Bandidos usam igreja como posto de observação

Pedro do Coutto

O arcebispo do Rio de Janeiro, dom Orani Tempesta, em declarações a Flávio Tabak, O Globo de 26 de outubro, revelou que criminosos usam, e, portanto ocupam indevidamente, torres  da Igreja da Penha com oposto de observação para detectar a chegada de forças policiais a favelas que se encontram ao redor. Como a prática revela-se habitual, a ponto de o arcebispo anunciá-la através da imprensa, é de se acreditar que vários apelos foram feitos às forças de segurança para que o hábito não prosseguisse e aqueles postos  privilegiados no horizonte na zona norte deixassem de ser utilizados pelos que dominam o tráfico nas áreas expostas às incursões policiais. Duplamente perigosa a ocupação. Em primeiro lugar pelo caráter estratégico e a visão do espaço que proporciona. Em segundo lugar, porque, no alto da tradicional igreja, tornam-se blindados contra as forças da lei. Impressionante o que acontece no Rio. Sobretudo, no caso da penha, porque os fieis são, ao mesmo tempo, expostos à hipótese de conflitos utilizados pelos criminosos como sua própria salvaguarda. Do alto da Igreja da penha, inclusive, como se constata quando se vê a zona norte de avião, verifica-se o incrível crescimento das favelas cariocas. Basta comparar, através de fotos, a realidade de há vinte anos e a realidade de hoje. Entre a cruz e as incursões, os bandidos sentem-se protegidos. O fundamental era que as autoridades não tivessem permitido sua chegada ao local. Agora, é muito mais difícil desalojá-las. Aliás esse é o processo mais crítico de segurança carioca. Depois de vulnerada a linha, a desocupação do espaço torna-se extremamente difícil. Uma questão de lógica. Mais uma prova de insegurança.

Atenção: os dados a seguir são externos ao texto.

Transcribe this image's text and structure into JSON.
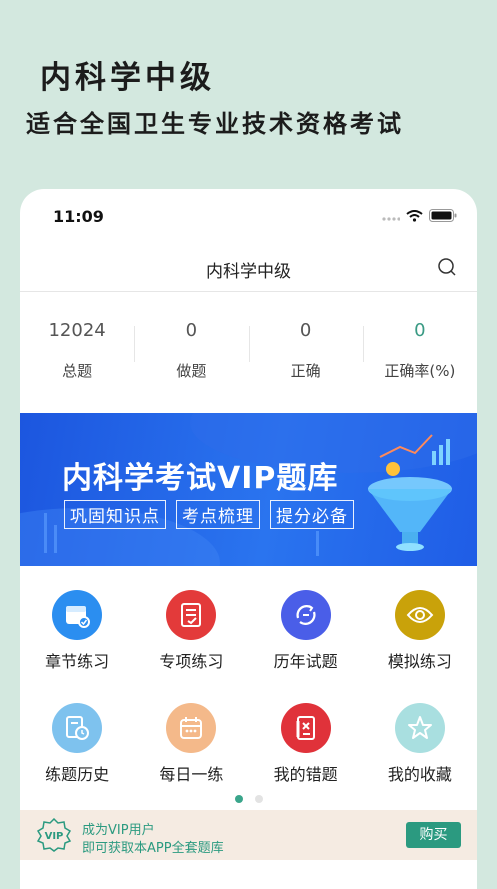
{
  "hero": {
    "title": "内科学中级",
    "subtitle": "适合全国卫生专业技术资格考试"
  },
  "status_bar": {
    "time": "11:09"
  },
  "nav": {
    "title": "内科学中级",
    "search_icon": "search-icon"
  },
  "stats": [
    {
      "value": "12024",
      "label": "总题"
    },
    {
      "value": "0",
      "label": "做题"
    },
    {
      "value": "0",
      "label": "正确"
    },
    {
      "value": "0",
      "label": "正确率(%)"
    }
  ],
  "banner": {
    "title": "内科学考试VIP题库",
    "tags": [
      "巩固知识点",
      "考点梳理",
      "提分必备"
    ]
  },
  "menu": [
    {
      "label": "章节练习",
      "icon": "calendar-check-icon",
      "color": "#2b8ef0"
    },
    {
      "label": "专项练习",
      "icon": "checklist-icon",
      "color": "#e33a3a"
    },
    {
      "label": "历年试题",
      "icon": "history-sync-icon",
      "color": "#4a5ee8"
    },
    {
      "label": "模拟练习",
      "icon": "eye-icon",
      "color": "#c9a20a"
    },
    {
      "label": "练题历史",
      "icon": "document-clock-icon",
      "color": "#7ec2ee"
    },
    {
      "label": "每日一练",
      "icon": "calendar-icon",
      "color": "#f4b98a"
    },
    {
      "label": "我的错题",
      "icon": "error-book-icon",
      "color": "#e0323a"
    },
    {
      "label": "我的收藏",
      "icon": "star-icon",
      "color": "#a9dfe0"
    }
  ],
  "pager": {
    "current": 1,
    "total": 2
  },
  "vip": {
    "badge": "VIP",
    "line1": "成为VIP用户",
    "line2": "即可获取本APP全套题库",
    "button": "购买"
  },
  "colors": {
    "accent": "#2b9a80",
    "background": "#d3e8df",
    "banner": "#1f5fe6"
  }
}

Um segundo assunto. O empresário Paulo Skaf, presidente da FIESP, afirmou, defendendo seu ingresso no PSB, que ele (o partido) é só uma letrinha. Letrinha? Não. Uma sigla. Por sinal  histórica, na qual se integraram homens como João Mangabeira, Hermes Lima, e também Aurélio Viana, para ficar só nestas citações.A sigla, ao contrário da redução de um símbolo que surgiu no país em 1945, deve representar um conteudo ideológico definido. Tem um programa registrado na Justiça Eleitoral, a exemplo de todas as agremiações partidárias. Programa que deve ser cumprido, caso contrário não faria sentido sua existência. Esse programa, que defende a harmonia entre capital e trabalho, mas que tem como preferência o resultado social, caso contrário não se chamaria socialista, terá que ser o programa de Paulo Skaf. Ele o assinou ao se filiar. Um caso de adesão espontânea. Sobretudo por parte de quem – como observou o economista Filipe Campello, meu amigo,. Se apresenta como ore candidato ao governo de São Paulo, ao mesmo tempo em que destaca seu empenho pela candidatura de Ciro Gomes à presidência da República. Uma legenda sintetiza um programa de governo. Com ela, Skaf terá que se sintonizar. Inclusive, vale acentuar, a letra está tanto na sigla quanto no seu próprio sobrenome.

Um terceiro assunto. No site da Tribuna da Imprensa de ontem, o almirante Antonio Santos Aquino, homem que tem em sua história a luta pela democracia, discordou de comentário que fiz sobre as alianças firmadas por Lula. Eu concordo com a observação da inoportunidade da colocação do presidente ao citar Jesus Cristo. Mas me referi ao acordo entre Churchill, Roosevelt e Stalin contra Hitler. Concordo também que acordos espúrios são apenas pretexto para governabilidade. Mas, infelizmente, existem.